Read JSON file from web source
I want to download play-by-play data from stats.nba.com. After some research I found out I need to use 3 libraries: JSON, HTTP and DataFrames. Below you will find code with comments. I tried to comment parts that I got stuck on during the work (I started with no Julia knowledge whatsoever, so there are plenty of comments).
using JSON
using HTTP
using DataFrames
### glue link:
game_id = 21800100
season_id = parse(Int,"20"*SubString("$(game_id)",2:3))

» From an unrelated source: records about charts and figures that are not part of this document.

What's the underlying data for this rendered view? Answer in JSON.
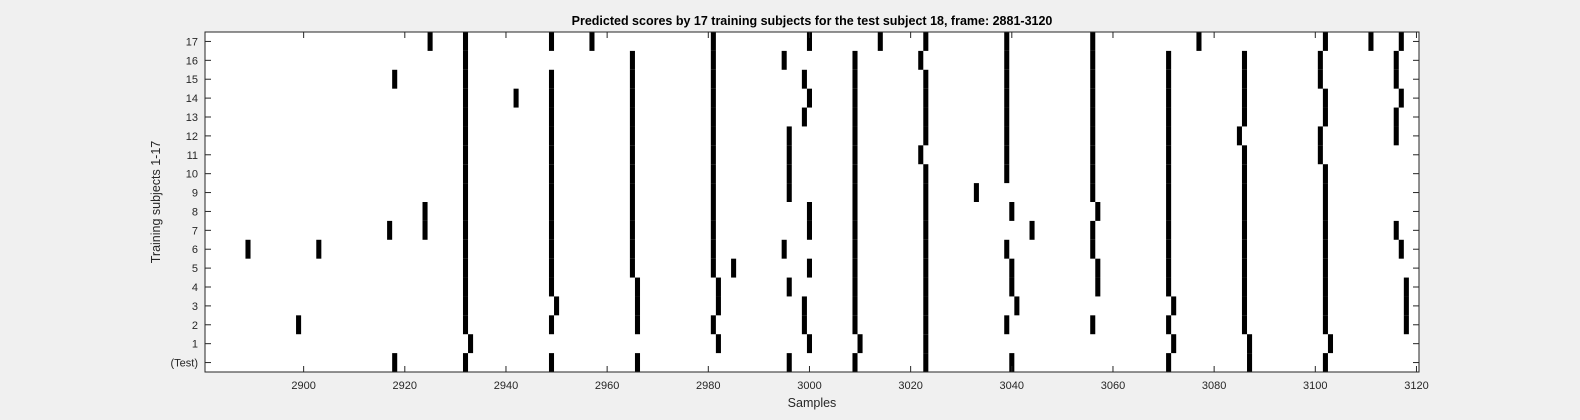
{
  "chart_data": {
    "type": "heatmap",
    "title": "Predicted scores by 17 training subjects for the test subject 18, frame: 2881-3120",
    "xlabel": "Samples",
    "ylabel": "Training subjects 1-17",
    "xlim": [
      2881,
      3120
    ],
    "x_ticks": [
      "2900",
      "2920",
      "2940",
      "2960",
      "2980",
      "3000",
      "3020",
      "3040",
      "3060",
      "3080",
      "3100",
      "3120"
    ],
    "y_ticks": [
      "(Test)",
      "1",
      "2",
      "3",
      "4",
      "5",
      "6",
      "7",
      "8",
      "9",
      "10",
      "11",
      "12",
      "13",
      "14",
      "15",
      "16",
      "17"
    ],
    "colors": {
      "background": "#ffffff",
      "mark": "#000000"
    },
    "rows": [
      {
        "label": "(Test)",
        "x": [
          2918,
          2932,
          2949,
          2966,
          2996,
          3009,
          3023,
          3040,
          3071,
          3087,
          3102
        ]
      },
      {
        "label": "1",
        "x": [
          2933,
          2982,
          3000,
          3010,
          3023,
          3072,
          3087,
          3103
        ]
      },
      {
        "label": "2",
        "x": [
          2899,
          2932,
          2949,
          2966,
          2981,
          2999,
          3009,
          3023,
          3039,
          3056,
          3071,
          3086,
          3102,
          3118
        ]
      },
      {
        "label": "3",
        "x": [
          2932,
          2950,
          2966,
          2982,
          2999,
          3009,
          3023,
          3041,
          3072,
          3086,
          3102,
          3118
        ]
      },
      {
        "label": "4",
        "x": [
          2932,
          2949,
          2966,
          2982,
          2996,
          3009,
          3023,
          3040,
          3057,
          3071,
          3086,
          3102,
          3118
        ]
      },
      {
        "label": "5",
        "x": [
          2932,
          2949,
          2965,
          2981,
          2985,
          3000,
          3009,
          3023,
          3040,
          3057,
          3071,
          3086,
          3102
        ]
      },
      {
        "label": "6",
        "x": [
          2889,
          2903,
          2932,
          2949,
          2965,
          2981,
          2995,
          3009,
          3023,
          3039,
          3056,
          3071,
          3086,
          3102,
          3117
        ]
      },
      {
        "label": "7",
        "x": [
          2917,
          2924,
          2932,
          2949,
          2965,
          2981,
          3000,
          3009,
          3023,
          3044,
          3056,
          3071,
          3086,
          3102,
          3116
        ]
      },
      {
        "label": "8",
        "x": [
          2924,
          2932,
          2949,
          2965,
          2981,
          3000,
          3009,
          3023,
          3040,
          3057,
          3071,
          3086,
          3102
        ]
      },
      {
        "label": "9",
        "x": [
          2932,
          2949,
          2965,
          2981,
          2996,
          3009,
          3023,
          3033,
          3056,
          3071,
          3086,
          3102
        ]
      },
      {
        "label": "10",
        "x": [
          2932,
          2949,
          2965,
          2981,
          2996,
          3009,
          3023,
          3039,
          3056,
          3071,
          3086,
          3102
        ]
      },
      {
        "label": "11",
        "x": [
          2932,
          2949,
          2965,
          2981,
          2996,
          3009,
          3022,
          3039,
          3056,
          3071,
          3086,
          3101
        ]
      },
      {
        "label": "12",
        "x": [
          2932,
          2949,
          2965,
          2981,
          2996,
          3009,
          3023,
          3039,
          3056,
          3071,
          3085,
          3101,
          3116
        ]
      },
      {
        "label": "13",
        "x": [
          2932,
          2949,
          2965,
          2981,
          2999,
          3009,
          3023,
          3039,
          3056,
          3071,
          3086,
          3102,
          3116
        ]
      },
      {
        "label": "14",
        "x": [
          2932,
          2942,
          2949,
          2965,
          2981,
          3000,
          3009,
          3023,
          3039,
          3056,
          3071,
          3086,
          3102,
          3117
        ]
      },
      {
        "label": "15",
        "x": [
          2918,
          2932,
          2949,
          2965,
          2981,
          2999,
          3009,
          3023,
          3039,
          3056,
          3071,
          3086,
          3101,
          3116
        ]
      },
      {
        "label": "16",
        "x": [
          2932,
          2965,
          2981,
          2995,
          3009,
          3022,
          3039,
          3056,
          3071,
          3086,
          3101,
          3116
        ]
      },
      {
        "label": "17",
        "x": [
          2925,
          2932,
          2949,
          2957,
          2981,
          3000,
          3014,
          3023,
          3039,
          3056,
          3077,
          3102,
          3111,
          3117
        ]
      }
    ]
  }
}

pbp_link = "https://data.nba.com/data/10s/v2015/json/mobile_teams/nba/
$(season_id)/scores/pbp/00
$(game_id)_full_pbp.json"
### Sending HTTP request to read data:
resp = HTTP.get(pbp_link)
### Convert response body to string
str = String(resp.body)
### String can be parsed to proper
### json object (It's Julia type is dictionary)
jobj = JSON.Parser.parse(str)
### I used function 'get' to obtain values
### from dicts (not a big fan of indexes)
game_info = get(jobj, "g", 0)
game_code = get(game_info,"gcode",0)
### 'Convert' function is unable to convert from
### Strings to Ints so 'parse' has to be used instead
game_date_id = parse(Int,split(game_code,"/")[1])
### just some data manipulation
visit_team = split(game_code,"/")[2][1:3]
home_team = split(game_code,"/")[2][4:6]
periods_list = get(game_info, "pd",0)
number_of_periods = length(periods_list)
So far so good. I glued the link, read the file, and do some minor tweaks. Now the problem is that I got nested dicts (one game has dict for each period and then each period has around 100 dicts - one for each row) and want to convert them into one data frame. Was searching for something simple but haven’t seen anything useful, so I written small function and map it across all rows.
function parse_game_period(periods_list, p_number)
period_number = get(periods_list[p_number],"p",0)
plays = get(periods_list[p_number],"pla",0)
## here I use 'map' to convert each row to DataFrame type.
## 'vcat' binds those dataframes into one.
## I want to believe that there is better way to convert dicts into dataframes
period_df = vcat(map(play_row -> convert(DataFrame, play_row), plays)...)
## adding new column
period_df[:period_number] = period_number
return period_df
end
### here I map above function to all game periods
pbp_full = vcat(map(period_number ->
parse_game_period(periods_list, period_number),
1:number_of_periods)...)
We got the final data frame. Time for some cleaning:
colnames = ["clock",
"description",
"secondary_player_id",
"event_type",
"event_id",
"home_score",
"loc_x",
"loc_y",
"message_type",
"offensive_team_id",
"opponent_player_id",
"opt1",
"opt2",
"order_no",
"player_id",
"team_id",
"visitor_score",
"period_number"]
### column renaming:
names!(pbp_full, Symbol.(colnames))
pbp_full[:game_id] = game_id
pbp_full[:game_date_id] = game_date_id
pbp_full[:home_team] = home_team
pbp_full[:visit_team] = visit_team
Done! We have the table ready. Below you can see whole function:
using HTTP
using JSON
using DataFrames
function get_playbyplay(game_id)
season_id = parse(Int,"20"*SubString("$(game_id)",2:3))
pbp_link = "https://data.nba.com/data/10s/v2015/json/mobile_teams/nba/
$(season_id)
/scores/pbp/00$(game_id)
_full_pbp.json"
resp = HTTP.get(pbp_link)
str = String(resp.body)
jobj = JSON.Parser.parse(str)
game_info = get(jobj, "g", 0)
game_code = get(game_info,"gcode",0)
game_date_id = parse(Int,split(game_code,"/")[1])
visit_team = split(game_code,"/")[2][1:3]
home_team = split(game_code,"/")[2][4:6]
periods_list = get(game_info, "pd",0)
number_of_periods = length(periods_list)
pbp_full = vcat(map(period_number ->
parse_game_period(periods_list, period_number),
1:number_of_periods)...)
colnames = ["clock",
"description",
"secondary_player_id",
"event_type",
"event_id",
"home_score",
"loc_x",
"loc_y",
"message_type",
"offensive_team_id",
"opponent_player_id",
"opt1",
"opt2",
"order_no",
"player_id",
"team_id",
"visitor_score",
"period_number"]
names!(pbp_full, Symbol.(colnames))
pbp_full[:game_id] = game_id
pbp_full[:game_date_id] = game_date_id
pbp_full[:home_team] = home_team
pbp_full[:visit_team] = visit_team
return pbp_full
end
using juNBA
pbp = get_playbyplay(21800100)
If you are beginning Julia learner like me then I hope it could help you in some way. Hopefully there will be another part sooner than in couple of months. Cheers!